Introduction
MiMFa RAVAR DataLab contains everything you normally need to collect, integrate and present small to large amounts of data from different resources and different data storage formats.
New tools have been developed in the recent years that data scientists and analysts can use to collect, integrate, and analyse data. Developers in this area of knowledge face the challenge of developing and learning new programming languages, frameworks, modules, etc. This led us to develop a new flexible tool that can integrate most problems and requirements into a single and customizing program.
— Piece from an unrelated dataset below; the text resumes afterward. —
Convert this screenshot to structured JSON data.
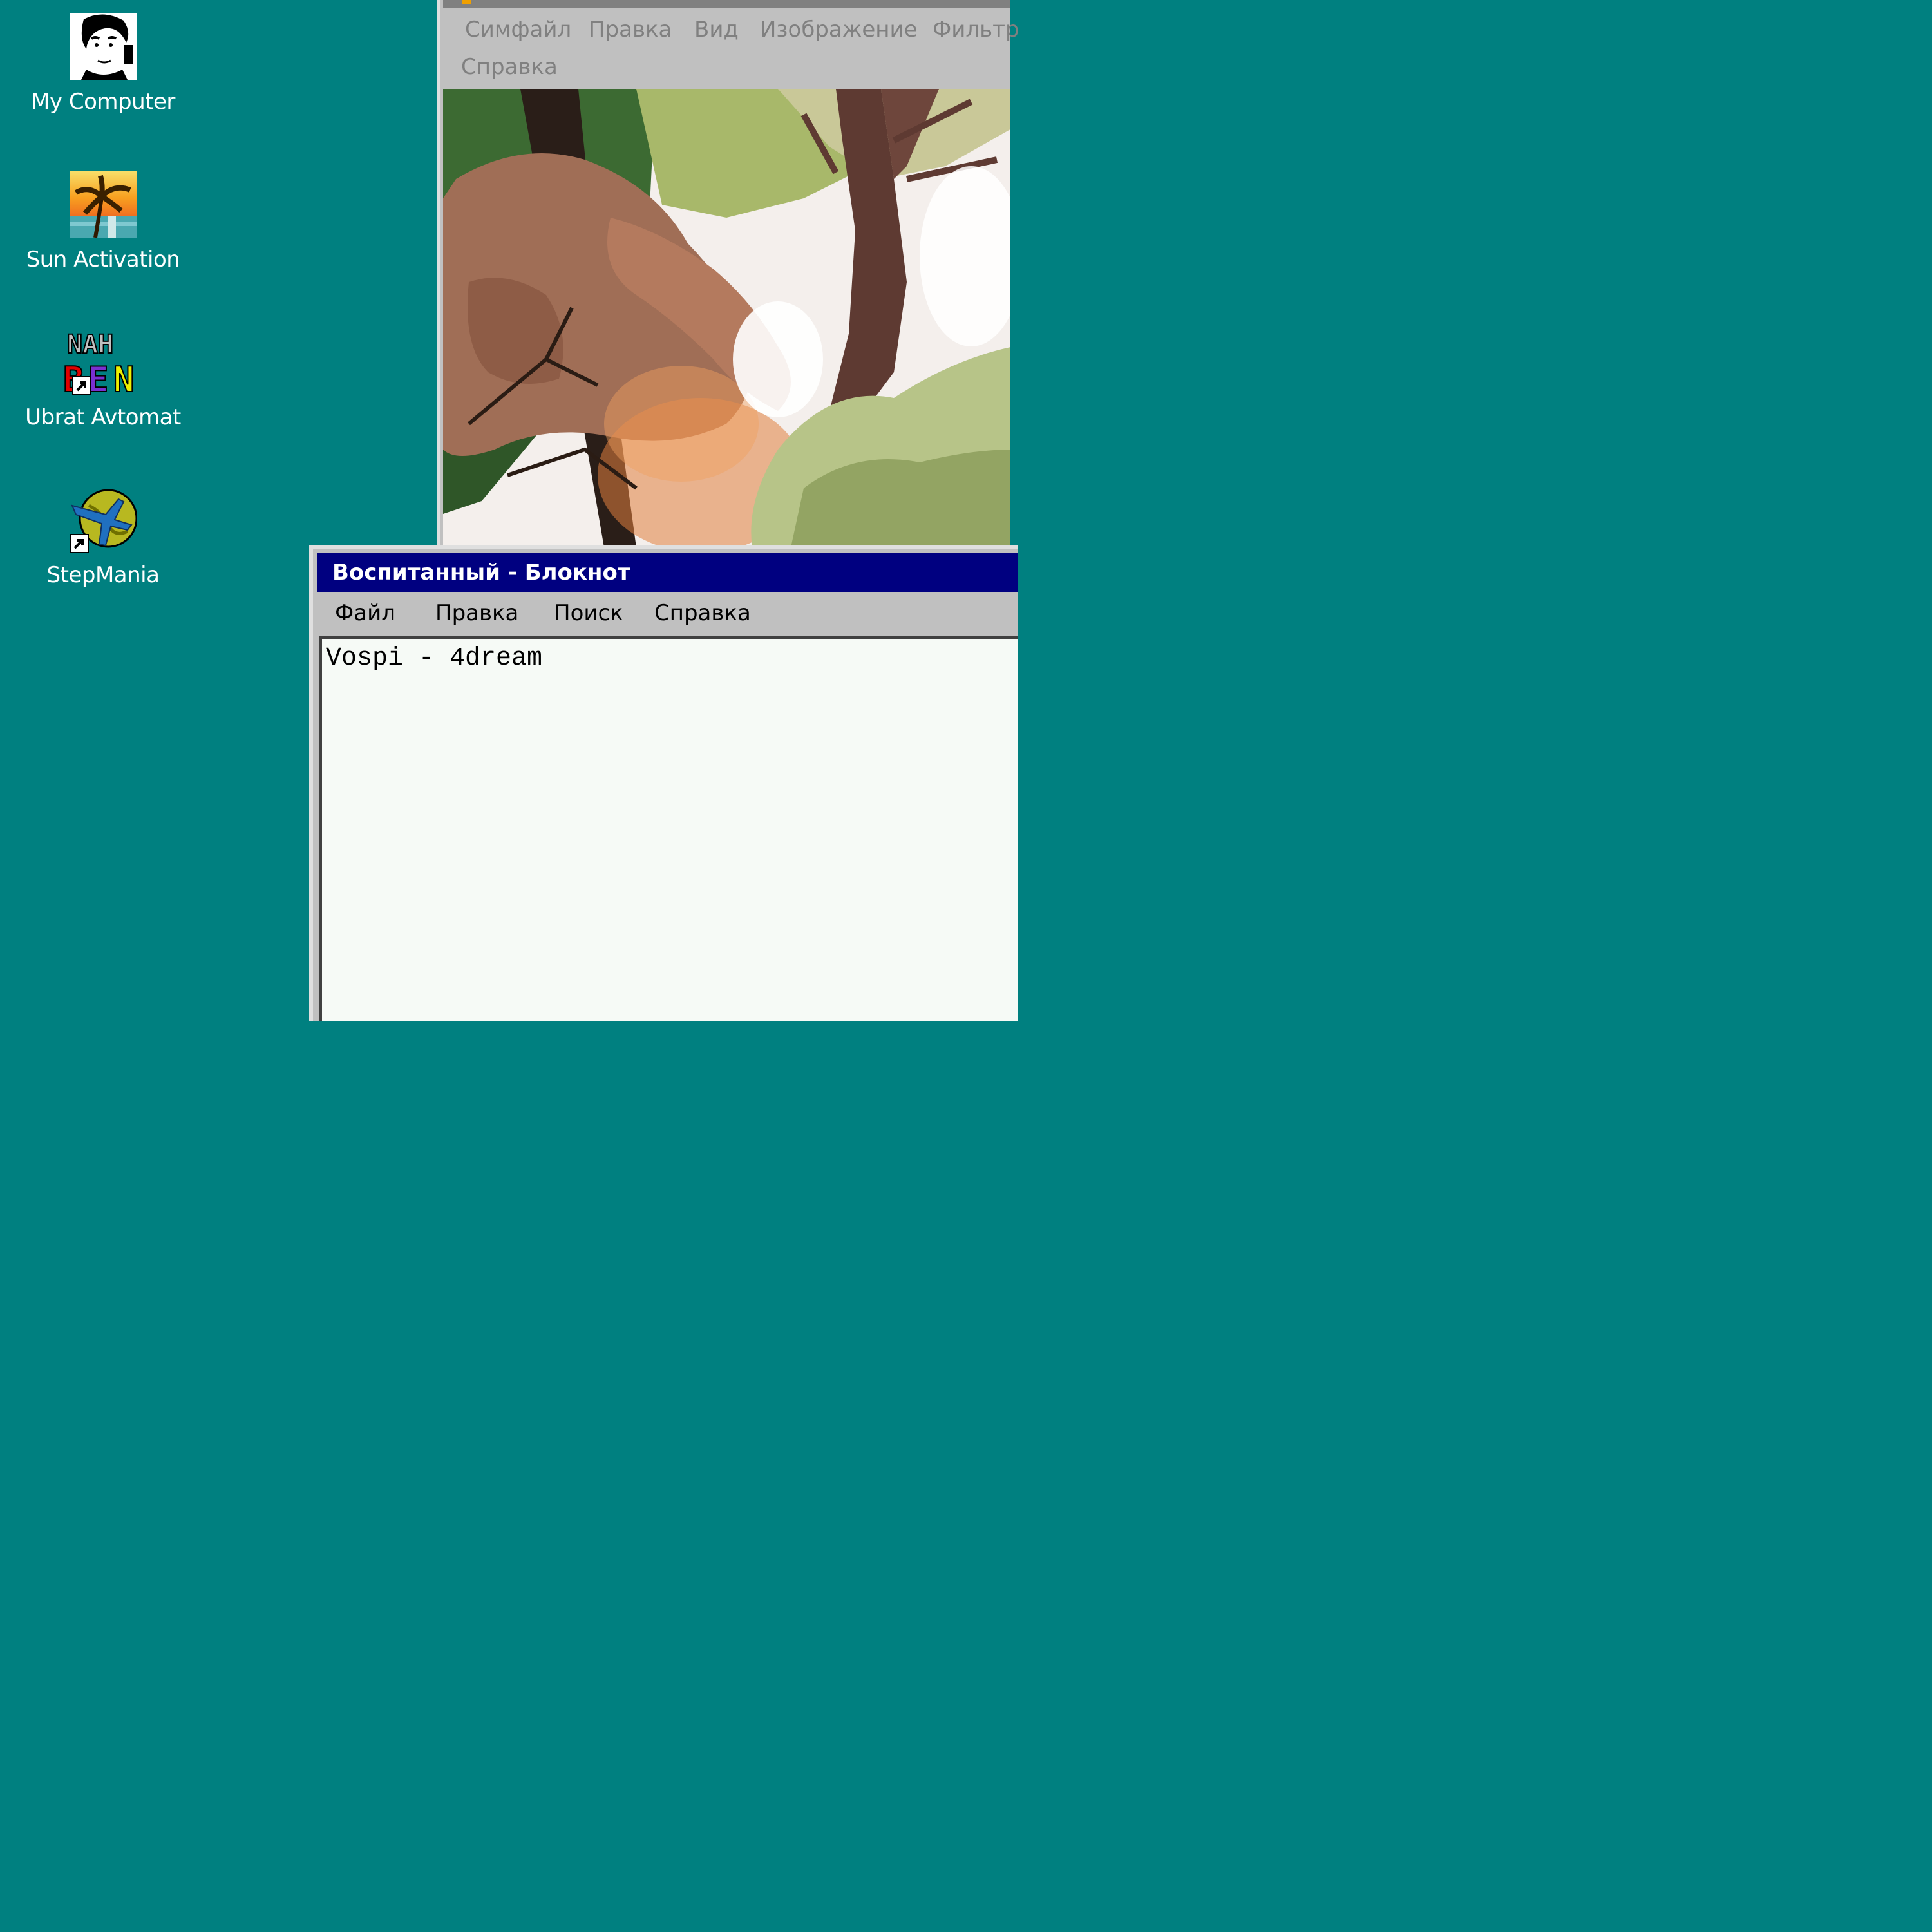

We have derived three basic categories of activities of this area from the data warehousing and management literature and consequently developed our idea in three distinct subject areas:
Data Extraction and Collecting
Automatic data extraction from the offline and online resources covering different formats in a semi up to big volume data
- Unstructured, semi-structured and structured texts
- Semi-big up to big volume data
- From different formats (XLSx, DOCx, PPTx, PDF, XML, HTML, and etc.)
- From different resources
- From local disk files, web pages and etc.
- Through parallel processing algorithms
Data Integration and Processing
Process and integration of collected and existing data for the future use (data normalization)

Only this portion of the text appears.